Não dominava, claro, de contrário não precisaria de distrações e ilusões de poder. Sorriu perante a constatação. Era fácil raciocinar quando a distância temporal se interpunha entre situações. Foi vagueando por entre memórias e o seu pensamento terminou, invariavelmente, em Tomás. 

Tinha saudades do marido. Não do fantasmas do último ano, mas do marido que levara a apaixonar-se todos os dias mais um bocadinho. Que a fazia sentir-se especial, mesmo quando acordava de uma noitada e ainda com hálito a gin tónico. Recordava a forma metódica como organizava as tarefas, inclusive os seus pensamentos e ideias. Era simples conversar com Tomás e não raras vezes a lógica irrefutável e o seu pragamatismo levavam-na à loucura. Tinha agora consciência que muitas vezes se insuflara por nada, mesquinhices que não tinham o mínimo interesse. 

Instintivamente, como um hábito enraizado há muito tempo, brincou com a aliança que ainda mantinha no anelar fio. Sorriu ao recordar a viagem a Paris, apenas dois anos antes, e fez um esforço extra por manter a compostura. Poderia a vida sofrer semelhante volta?
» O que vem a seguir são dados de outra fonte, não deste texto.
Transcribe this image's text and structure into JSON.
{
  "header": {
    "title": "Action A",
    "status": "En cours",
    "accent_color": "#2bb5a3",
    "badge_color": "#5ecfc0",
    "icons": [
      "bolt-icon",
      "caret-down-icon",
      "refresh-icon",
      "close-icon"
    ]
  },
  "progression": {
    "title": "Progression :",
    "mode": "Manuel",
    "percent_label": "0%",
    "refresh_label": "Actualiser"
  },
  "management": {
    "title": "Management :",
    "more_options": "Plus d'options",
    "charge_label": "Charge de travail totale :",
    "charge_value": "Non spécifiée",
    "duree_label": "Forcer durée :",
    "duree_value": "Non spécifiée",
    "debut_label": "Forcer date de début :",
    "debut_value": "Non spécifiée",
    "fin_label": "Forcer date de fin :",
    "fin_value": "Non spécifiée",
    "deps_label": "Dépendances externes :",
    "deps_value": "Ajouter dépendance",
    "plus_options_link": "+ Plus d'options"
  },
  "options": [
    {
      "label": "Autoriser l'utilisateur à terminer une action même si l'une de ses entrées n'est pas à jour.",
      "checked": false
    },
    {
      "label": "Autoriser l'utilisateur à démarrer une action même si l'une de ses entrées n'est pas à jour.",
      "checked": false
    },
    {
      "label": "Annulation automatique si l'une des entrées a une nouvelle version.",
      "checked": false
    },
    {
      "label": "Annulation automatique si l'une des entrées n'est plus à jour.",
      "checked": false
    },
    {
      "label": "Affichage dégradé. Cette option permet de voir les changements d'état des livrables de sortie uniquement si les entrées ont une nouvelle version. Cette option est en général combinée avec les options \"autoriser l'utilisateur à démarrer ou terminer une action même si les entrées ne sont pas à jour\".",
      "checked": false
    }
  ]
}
Como aconteceu? O que fez de errado? Porquê a ela? Porquê Tomás? Não sabia o quê, quando ou como, nunca se apercebera até ser alertada pelo seu espião de recurso. É sempre assim, nunca vemos o que está mesmo à nossa frente. Estamos permanentemente cegos pela azáfama do dia-a-dia e os detalhes são arrumados a um canto para pensar depois. E depois... Bem, o depois às vezes é tarde demais, dando lugar aos "ses" da vida. Rodou novamente a aliança no dedo enquanto balançava a sua quota parte de culpa na equação tentando,em vão, responder aos seus "ses". 

Suspirou resignada à frustação dos eternos enigmas ao mesmo tempo que o trânsito recomeçava, lentamente, a fluir. A vista da ponte do Tejo era soberba e o pôr do sol conferia uma tonalidade rosada às nuvens, lembrando o algodão doce dos arraiais de verão. 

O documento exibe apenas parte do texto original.